Building a Frazer Nash kit car from the ground up is not a project for the faint
of heart! When you open the big cardboard boxes that the parts come in,
you realize that a fiberglass body and fenders hardly make up the completed
car. Next you must locate a good VW Beatle chassis, remove its body, and
narrow gauge the belly pan and also extend the front end 16 inches with an
extension kit. Here you learn the mechanics of welding, cursing, and
applying bandages to cut and bruised fingers.
This
is what the completed rolling chassis looks like with the belly pan now
narrowed, new angle iron side rails installed, and all the undercoating
completed. Only the tranny is now mounted, Now the fun begins
finding all the missing parts. Have you ever thought what a shopping list
looks like for building a car? well, you need wires, a fuse box, complete
interior upholstery, antique dash gauges and horns, exhaust system, gas tank,
hoses, all the lights, bumpers, steering assembly, windshield, convertible
top, plus several hundred miscellaneous parts that you realize you need in the
middle of bolting the thing together.
The
basic body is now bolted onto the running gear and lined up. Now the fun
part begins where every part you add starts to make the project look more like a
completed car. At this stage, your expenses for beer start to equal the
car investment as all your friends come over to sit back on lawn chairs to drink
your been and watch you build your car. These arm chair mechanics also
seem to be able to offer advice to the extent that you are lead to believe that
they have built several dozen of these cars themselves even though it took them
an entire week end to assemble the last barbeque they bought.

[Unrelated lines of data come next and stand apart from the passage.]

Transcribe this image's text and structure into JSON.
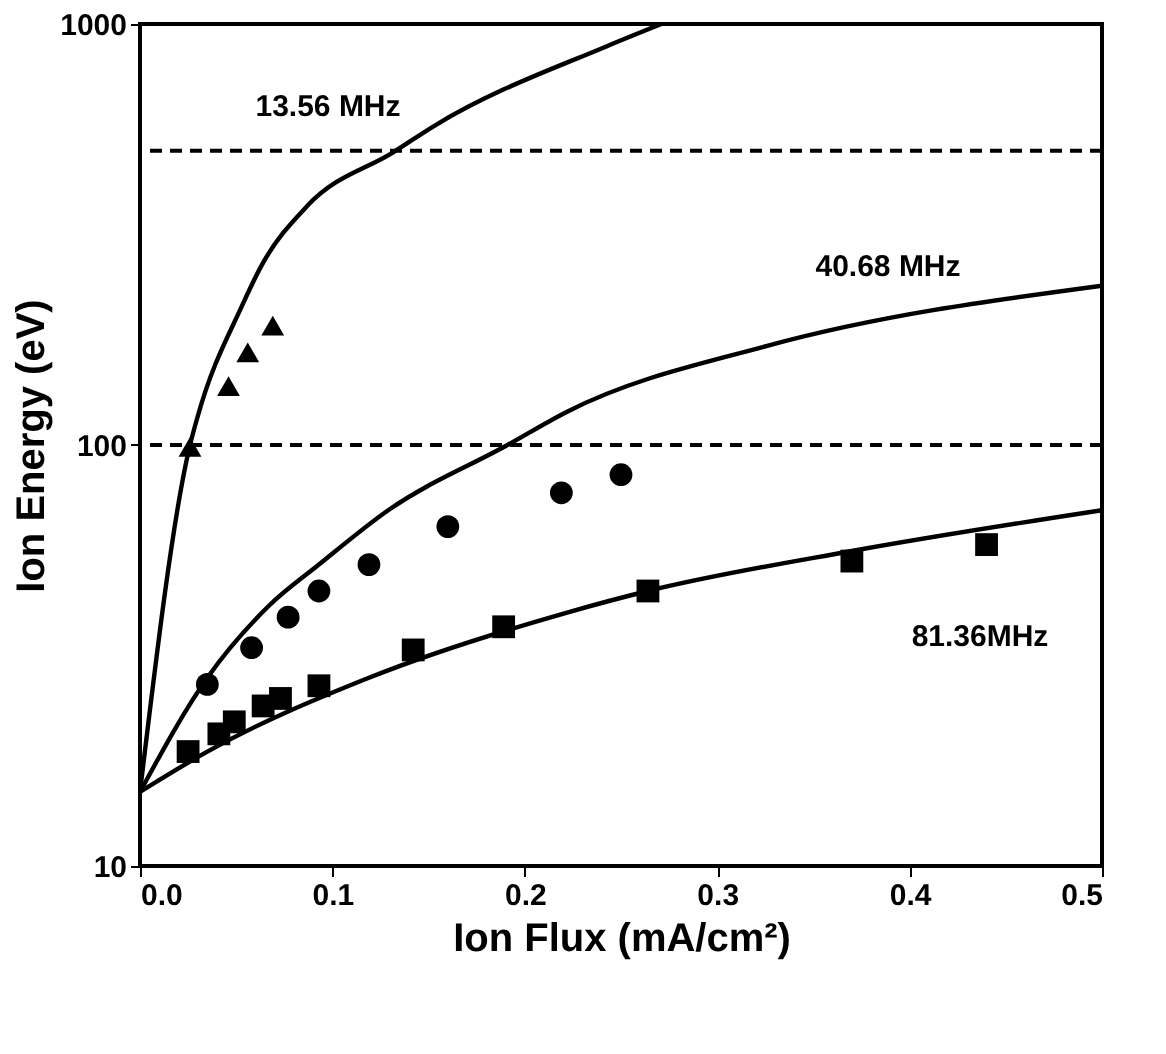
{
  "chart_data": {
    "type": "scatter",
    "xlabel": "Ion Flux (mA/cm²)",
    "ylabel": "Ion Energy (eV)",
    "xlim": [
      0,
      0.5
    ],
    "xticks": [
      {
        "value": 0,
        "label": "0.0"
      },
      {
        "value": 0.1,
        "label": "0.1"
      },
      {
        "value": 0.2,
        "label": "0.2"
      },
      {
        "value": 0.3,
        "label": "0.3"
      },
      {
        "value": 0.4,
        "label": "0.4"
      },
      {
        "value": 0.5,
        "label": "0.5"
      }
    ],
    "ylim": [
      10,
      1000
    ],
    "yticks": [
      10,
      100,
      1000
    ],
    "log": true,
    "grid": false,
    "legend": false,
    "series": [
      {
        "type": "line",
        "color": "#000000",
        "marker": "none",
        "line_style": "solid",
        "x": [
          0,
          0.026,
          0.03,
          0.053,
          0.063,
          0.087,
          0.132,
          0.153,
          0.243,
          0.271
        ],
        "values": [
          15,
          100,
          117,
          214,
          266,
          370,
          497,
          573,
          887,
          1000
        ]
      },
      {
        "type": "line",
        "color": "#000000",
        "marker": "none",
        "line_style": "solid",
        "x": [
          0,
          0.035,
          0.067,
          0.093,
          0.129,
          0.191,
          0.222,
          0.326,
          0.5
        ],
        "values": [
          15,
          28,
          41.5,
          52,
          70,
          100,
          120,
          172,
          239
        ]
      },
      {
        "type": "line",
        "color": "#000000",
        "marker": "none",
        "line_style": "solid",
        "x": [
          0,
          0.035,
          0.119,
          0.222,
          0.264,
          0.37,
          0.5
        ],
        "values": [
          15,
          18.7,
          28,
          40,
          45,
          56,
          70
        ]
      },
      {
        "color": "#000000",
        "marker": "triangle",
        "x": [
          0.026,
          0.046,
          0.056,
          0.069
        ],
        "values": [
          99,
          138,
          166,
          192
        ]
      },
      {
        "color": "#000000",
        "marker": "circle",
        "x": [
          0.035,
          0.058,
          0.077,
          0.093,
          0.119,
          0.16,
          0.219,
          0.25
        ],
        "values": [
          27,
          33,
          39,
          45,
          52,
          64,
          77,
          85
        ]
      },
      {
        "color": "#000000",
        "marker": "square",
        "x": [
          0.025,
          0.041,
          0.049,
          0.064,
          0.073,
          0.093,
          0.142,
          0.189,
          0.264,
          0.37,
          0.44
        ],
        "values": [
          18.7,
          20.6,
          22,
          24,
          25,
          26.8,
          32.6,
          37,
          45,
          53,
          58
        ]
      }
    ],
    "ref_lines": [
      {
        "axis": "y",
        "value": 500,
        "color": "#000000",
        "line_style": "dashed"
      },
      {
        "axis": "y",
        "value": 100,
        "color": "#000000",
        "line_style": "dashed"
      }
    ],
    "annotations": [
      "13.56 MHz",
      "40.68 MHz",
      "81.36MHz"
    ]
  }
}
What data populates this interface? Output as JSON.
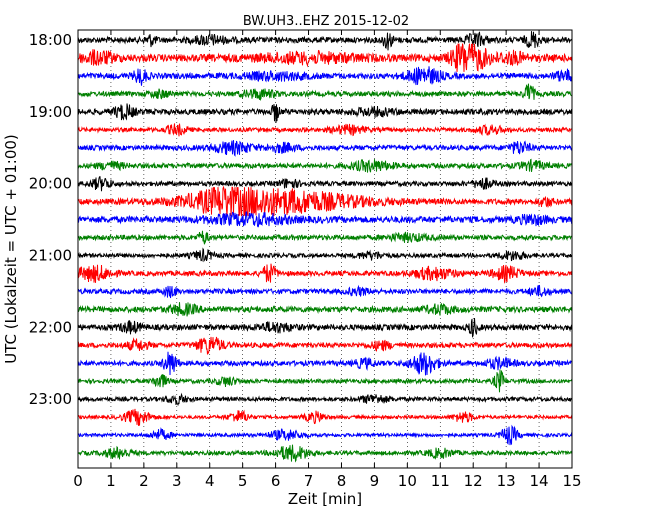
{
  "chart_data": {
    "type": "line",
    "title": "BW.UH3..EHZ 2015-12-02",
    "xlabel": "Zeit  [min]",
    "ylabel": "UTC (Lokalzeit = UTC + 01:00)",
    "xlim": [
      0,
      15
    ],
    "x_ticks": [
      "0",
      "1",
      "2",
      "3",
      "4",
      "5",
      "6",
      "7",
      "8",
      "9",
      "10",
      "11",
      "12",
      "13",
      "14",
      "15"
    ],
    "y_ticks": [
      "18:00",
      "19:00",
      "20:00",
      "21:00",
      "22:00",
      "23:00"
    ],
    "grid": "vertical dotted",
    "trace_colors": [
      "#000000",
      "#ff0000",
      "#0000ff",
      "#008000"
    ],
    "traces": [
      {
        "start": "18:00",
        "color": "#000000",
        "noise": 0.35,
        "events": [
          [
            2.2,
            0.15,
            0.6
          ],
          [
            9.4,
            0.15,
            1.0
          ],
          [
            12.1,
            0.3,
            0.7
          ],
          [
            13.8,
            0.2,
            0.9
          ],
          [
            4.0,
            0.5,
            0.5
          ]
        ]
      },
      {
        "start": "18:15",
        "color": "#ff0000",
        "noise": 0.45,
        "events": [
          [
            0.6,
            0.5,
            0.7
          ],
          [
            7.0,
            1.5,
            0.5
          ],
          [
            12.0,
            0.5,
            1.4
          ],
          [
            11.6,
            0.3,
            0.9
          ],
          [
            13.2,
            0.4,
            0.6
          ]
        ]
      },
      {
        "start": "18:30",
        "color": "#0000ff",
        "noise": 0.35,
        "events": [
          [
            1.9,
            0.2,
            0.9
          ],
          [
            10.5,
            0.5,
            1.0
          ],
          [
            14.8,
            0.3,
            0.6
          ],
          [
            6.0,
            1.0,
            0.4
          ]
        ]
      },
      {
        "start": "18:45",
        "color": "#008000",
        "noise": 0.3,
        "events": [
          [
            13.7,
            0.15,
            1.2
          ],
          [
            5.5,
            0.5,
            0.5
          ],
          [
            2.5,
            0.3,
            0.4
          ]
        ]
      },
      {
        "start": "19:00",
        "color": "#000000",
        "noise": 0.35,
        "events": [
          [
            1.4,
            0.3,
            0.8
          ],
          [
            6.0,
            0.1,
            1.2
          ],
          [
            9.0,
            0.6,
            0.4
          ]
        ]
      },
      {
        "start": "19:15",
        "color": "#ff0000",
        "noise": 0.25,
        "events": [
          [
            3.0,
            0.3,
            0.6
          ],
          [
            8.2,
            0.5,
            0.5
          ],
          [
            12.5,
            0.4,
            0.5
          ]
        ]
      },
      {
        "start": "19:30",
        "color": "#0000ff",
        "noise": 0.3,
        "events": [
          [
            4.7,
            0.6,
            0.7
          ],
          [
            6.2,
            0.4,
            0.5
          ],
          [
            13.4,
            0.3,
            0.7
          ]
        ]
      },
      {
        "start": "19:45",
        "color": "#008000",
        "noise": 0.3,
        "events": [
          [
            8.9,
            0.6,
            0.6
          ],
          [
            13.8,
            0.4,
            0.5
          ],
          [
            1.0,
            0.4,
            0.4
          ]
        ]
      },
      {
        "start": "20:00",
        "color": "#000000",
        "noise": 0.28,
        "events": [
          [
            0.7,
            0.3,
            0.7
          ],
          [
            6.4,
            0.3,
            0.5
          ],
          [
            12.3,
            0.3,
            0.6
          ]
        ]
      },
      {
        "start": "20:15",
        "color": "#ff0000",
        "noise": 0.35,
        "events": [
          [
            6.0,
            2.4,
            1.4
          ],
          [
            4.5,
            1.0,
            0.9
          ],
          [
            14.2,
            0.2,
            0.5
          ]
        ]
      },
      {
        "start": "20:30",
        "color": "#0000ff",
        "noise": 0.4,
        "events": [
          [
            5.2,
            1.2,
            0.6
          ],
          [
            13.8,
            0.4,
            0.5
          ]
        ]
      },
      {
        "start": "20:45",
        "color": "#008000",
        "noise": 0.3,
        "events": [
          [
            3.8,
            0.15,
            0.7
          ],
          [
            10.0,
            0.6,
            0.4
          ]
        ]
      },
      {
        "start": "21:00",
        "color": "#000000",
        "noise": 0.25,
        "events": [
          [
            3.8,
            0.3,
            0.6
          ],
          [
            8.9,
            0.4,
            0.4
          ],
          [
            13.2,
            0.4,
            0.5
          ]
        ]
      },
      {
        "start": "21:15",
        "color": "#ff0000",
        "noise": 0.3,
        "events": [
          [
            0.5,
            0.5,
            0.9
          ],
          [
            5.8,
            0.2,
            1.1
          ],
          [
            10.8,
            0.6,
            0.7
          ],
          [
            13.0,
            0.4,
            0.8
          ]
        ]
      },
      {
        "start": "21:30",
        "color": "#0000ff",
        "noise": 0.3,
        "events": [
          [
            2.8,
            0.2,
            0.6
          ],
          [
            8.5,
            0.3,
            0.4
          ],
          [
            14.0,
            0.3,
            0.5
          ]
        ]
      },
      {
        "start": "21:45",
        "color": "#008000",
        "noise": 0.35,
        "events": [
          [
            3.2,
            0.4,
            0.6
          ],
          [
            11.0,
            0.4,
            0.5
          ]
        ]
      },
      {
        "start": "22:00",
        "color": "#000000",
        "noise": 0.35,
        "events": [
          [
            1.6,
            0.3,
            0.6
          ],
          [
            6.0,
            0.5,
            0.5
          ],
          [
            12.0,
            0.12,
            1.1
          ]
        ]
      },
      {
        "start": "22:15",
        "color": "#ff0000",
        "noise": 0.3,
        "events": [
          [
            4.0,
            0.4,
            1.0
          ],
          [
            1.8,
            0.3,
            0.6
          ],
          [
            9.2,
            0.3,
            0.5
          ]
        ]
      },
      {
        "start": "22:30",
        "color": "#0000ff",
        "noise": 0.3,
        "events": [
          [
            2.8,
            0.2,
            1.4
          ],
          [
            10.5,
            0.4,
            1.3
          ],
          [
            12.8,
            0.4,
            0.6
          ],
          [
            8.7,
            0.3,
            0.5
          ]
        ]
      },
      {
        "start": "22:45",
        "color": "#008000",
        "noise": 0.25,
        "events": [
          [
            2.5,
            0.2,
            0.8
          ],
          [
            12.8,
            0.15,
            1.3
          ],
          [
            4.5,
            0.3,
            0.5
          ]
        ]
      },
      {
        "start": "23:00",
        "color": "#000000",
        "noise": 0.25,
        "events": [
          [
            3.0,
            0.3,
            0.5
          ],
          [
            9.0,
            0.4,
            0.5
          ]
        ]
      },
      {
        "start": "23:15",
        "color": "#ff0000",
        "noise": 0.2,
        "events": [
          [
            1.8,
            0.4,
            0.9
          ],
          [
            4.9,
            0.3,
            0.7
          ],
          [
            7.2,
            0.3,
            0.6
          ],
          [
            11.7,
            0.3,
            0.6
          ]
        ]
      },
      {
        "start": "23:30",
        "color": "#0000ff",
        "noise": 0.2,
        "events": [
          [
            2.5,
            0.3,
            0.6
          ],
          [
            6.3,
            0.5,
            0.6
          ],
          [
            13.1,
            0.25,
            1.1
          ]
        ]
      },
      {
        "start": "23:45",
        "color": "#008000",
        "noise": 0.25,
        "events": [
          [
            1.2,
            0.4,
            0.6
          ],
          [
            6.5,
            0.5,
            0.9
          ],
          [
            11.0,
            0.4,
            0.5
          ]
        ]
      }
    ]
  }
}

Success at last! After three years of searching for and making parts and
bolting it all together, the car is now ready to drive. At this point, my
wife was not on board with the idea that after all this work, the car would look
nice in the living room for winter storage since I had determined that it would
just fit through the patio door. After this workout of building a car from
scratch and sourcing all the parts, I reckoned that restoring a Dart Swinger
should be a piece of cake.
For
the first major road trip with the Frazer Nash, my wife Deb and I loaded up two
month old #1 son Justin and we motored out to visit grandpa, auntie (far left),
and grandma (middle), and the misses holding Justin.